Not only does van Niekerk have to manage her comeback from injury and captaining her side, but she admitted to feeling some pressure to ensure the competition lives up to the highs of its maiden season.
"This league has grown in leaps and bounds in a year," she said. "What it's going to do in the next five? So we need to do justice by that.
"I love the fact that it's on the back of a very exciting Commonwealth Games as well. It is important for women's sport in general, not just cricket, to be on this global stage. It is the right time and I hope that that the young girls back home, who watch this tournament first of all, and watch these tournaments around the world, really want to get into it.
"It's really good money as well. At the end of the day, you want to get paid to do what you love, and that's what we've been able to do."
While the women's salaries still lag a long way behind the men's, the competition has introduced a scheduling twist - albeit just once for this year - whereby Thursday's corresponding men's match at The Oval will be the 3pm curtain-raiser.
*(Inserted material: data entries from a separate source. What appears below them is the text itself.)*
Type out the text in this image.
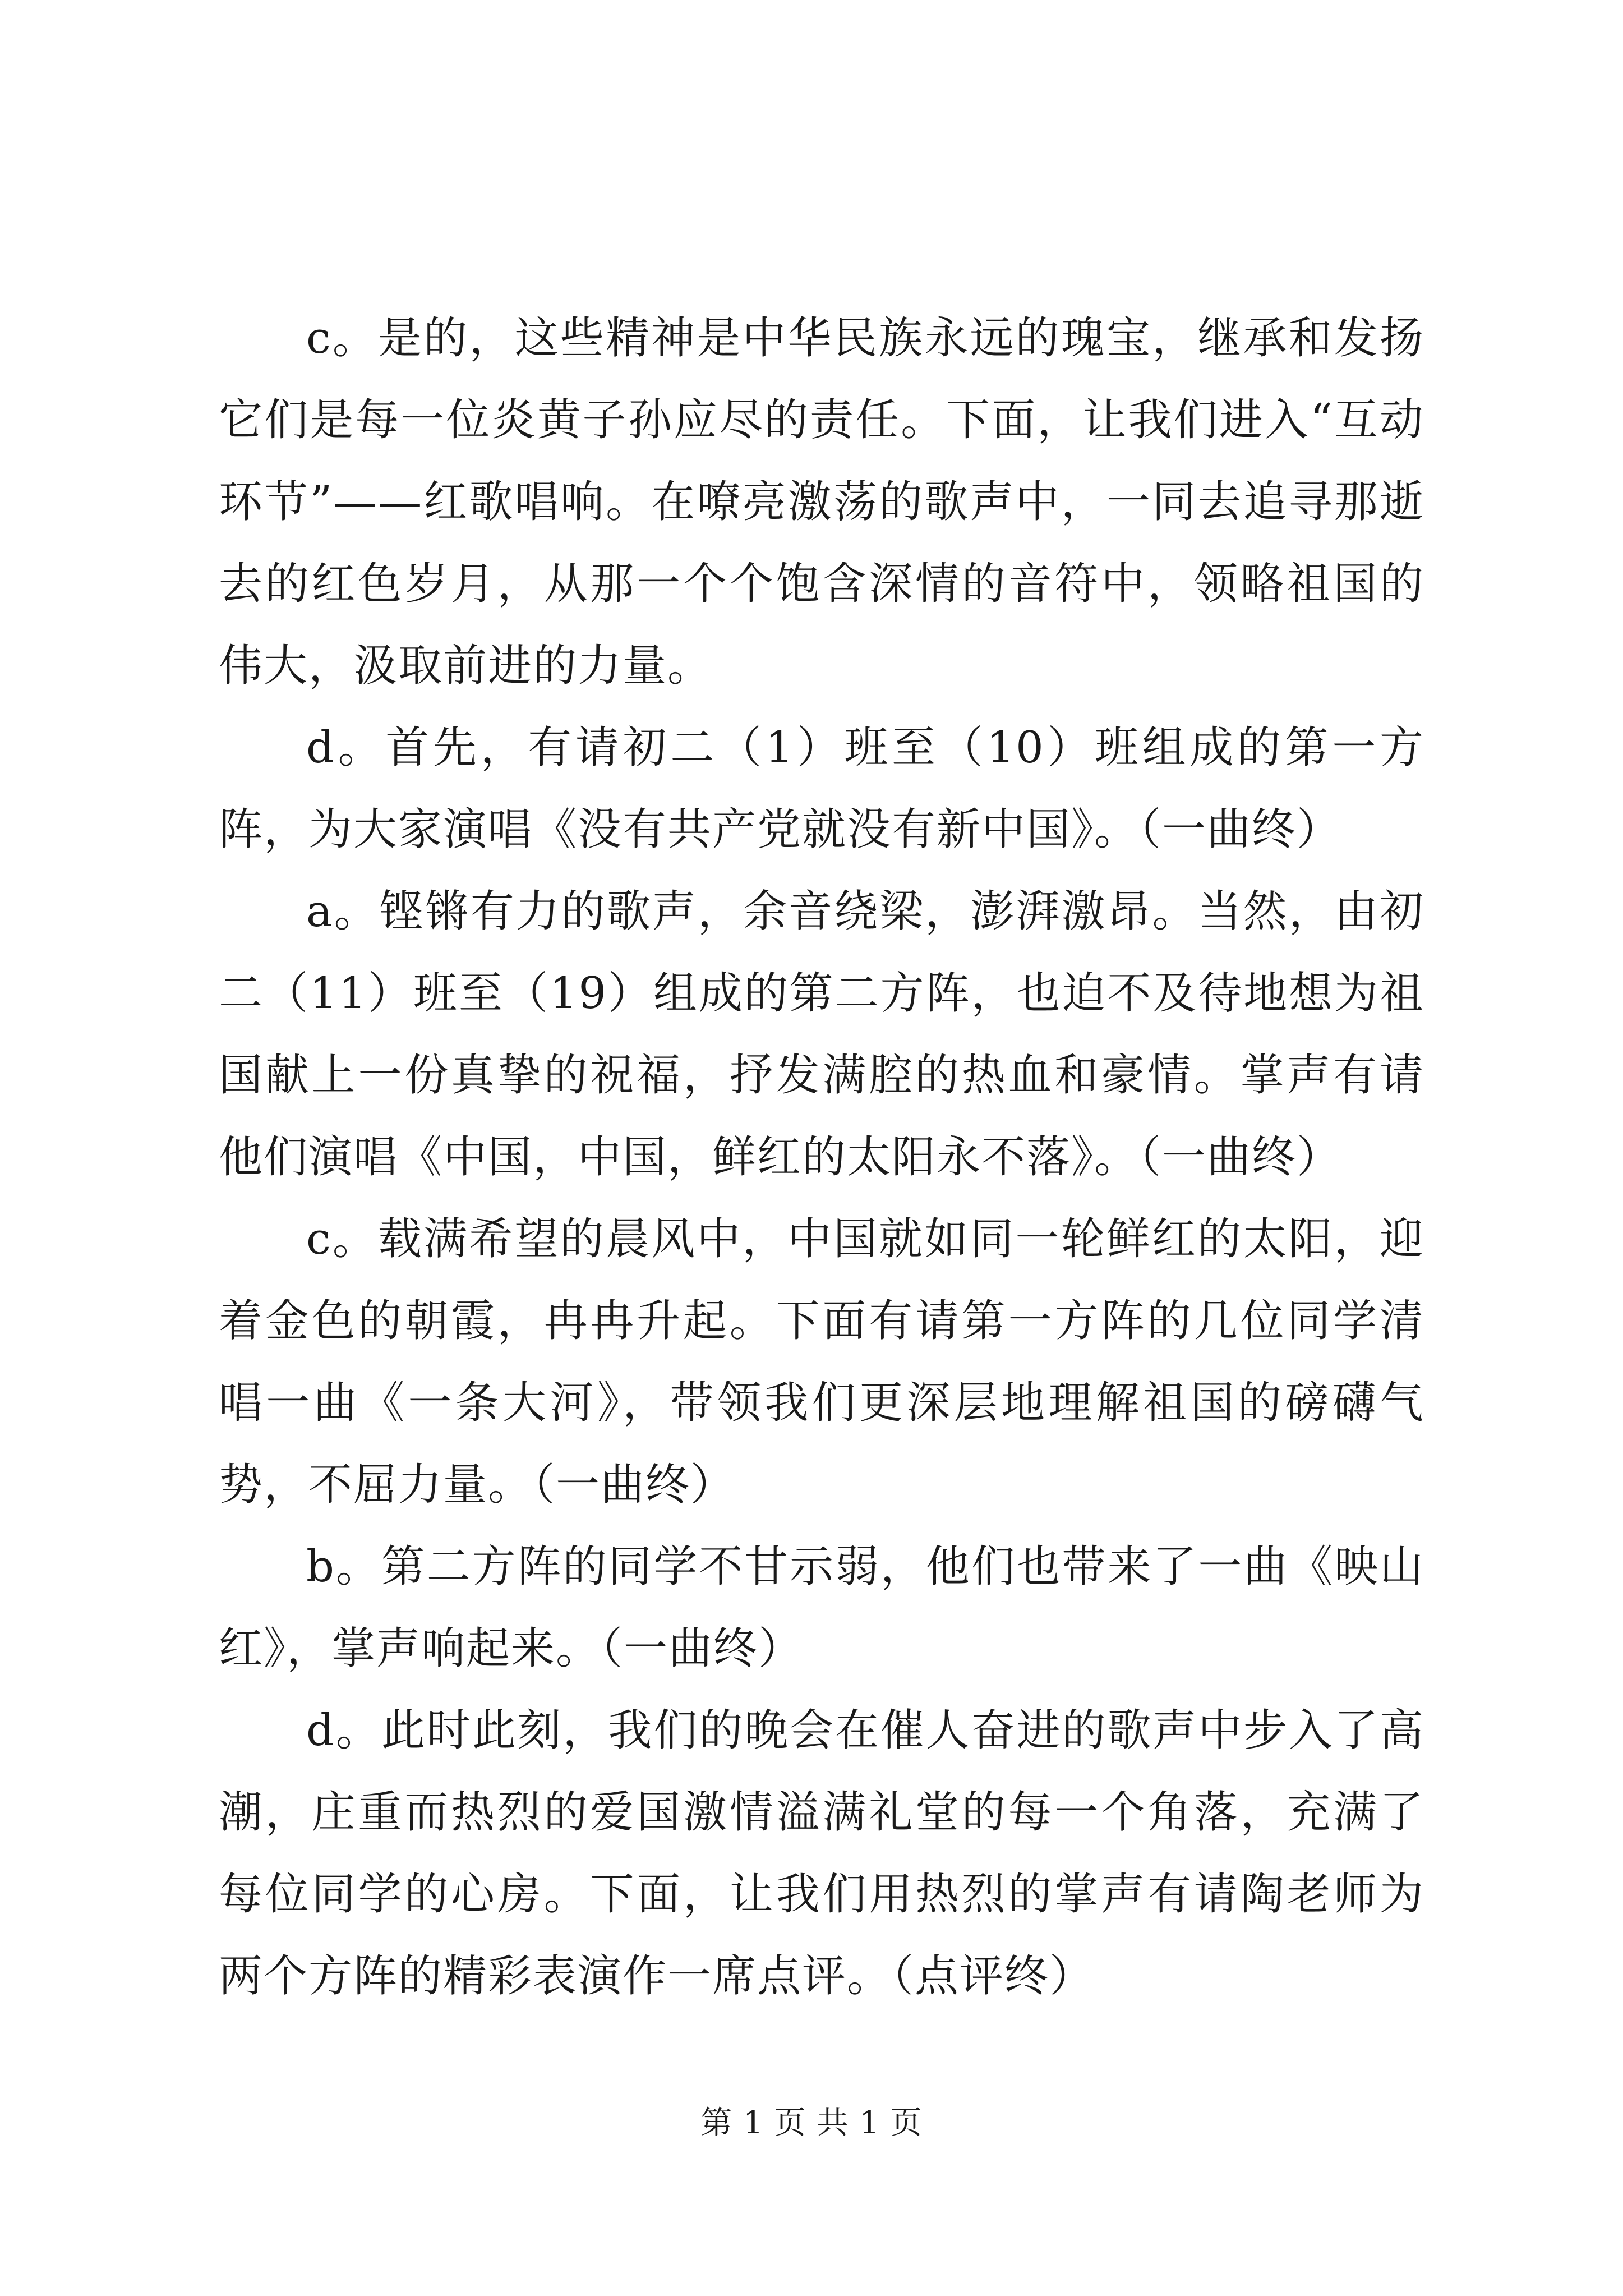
c。是的，这些精神是中华民族永远的瑰宝，继承和发扬它们是每一位炎黄子孙应尽的责任。下面，让我们进入“互动环节”——红歌唱响。在嘹亮激荡的歌声中，一同去追寻那逝去的红色岁月，从那一个个饱含深情的音符中，领略祖国的伟大，汲取前进的力量。

d。首先，有请初二（1）班至（10）班组成的第一方阵，为大家演唱《没有共产党就没有新中国》。（一曲终）

a。铿锵有力的歌声，余音绕梁，澎湃激昂。当然，由初二（11）班至（19）组成的第二方阵，也迫不及待地想为祖国献上一份真挚的祝福，抒发满腔的热血和豪情。掌声有请他们演唱《中国，中国，鲜红的太阳永不落》。（一曲终）

c。载满希望的晨风中，中国就如同一轮鲜红的太阳，迎着金色的朝霞，冉冉升起。下面有请第一方阵的几位同学清唱一曲《一条大河》，带领我们更深层地理解祖国的磅礴气势，不屈力量。（一曲终）

b。第二方阵的同学不甘示弱，他们也带来了一曲《映山红》，掌声响起来。（一曲终）

d。此时此刻，我们的晚会在催人奋进的歌声中步入了高潮，庄重而热烈的爱国激情溢满礼堂的每一个角落，充满了每位同学的心房。下面，让我们用热烈的掌声有请陶老师为两个方阵的精彩表演作一席点评。（点评终）

第 1 页 共 1 页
While that perhaps adds another element of pressure to the women's game, van Niekerk saw it as an important statement.
"That's what this platform is and what the Hundred brings, is that equality where the females have the headliner," she said. "And hopefully we can do justice by that."
Given the increased visibility of women's cricket in England through the Hundred, not to mention the benefits that exposure has had on developing rising talent, van Niekerk's expectations remain high.
"The crowds and support for the teams has been incredible and, watching the men's games, I just got really excited for our games as well, remembering how electric and amazing it was to play in front of a packed crowd," she said. "I expect nothing less, I only expect more so I'm really excited to get going.
"Every single team is just ready and raring to get this Hundred underway. Even though it's the second one, let's make it the best one yet."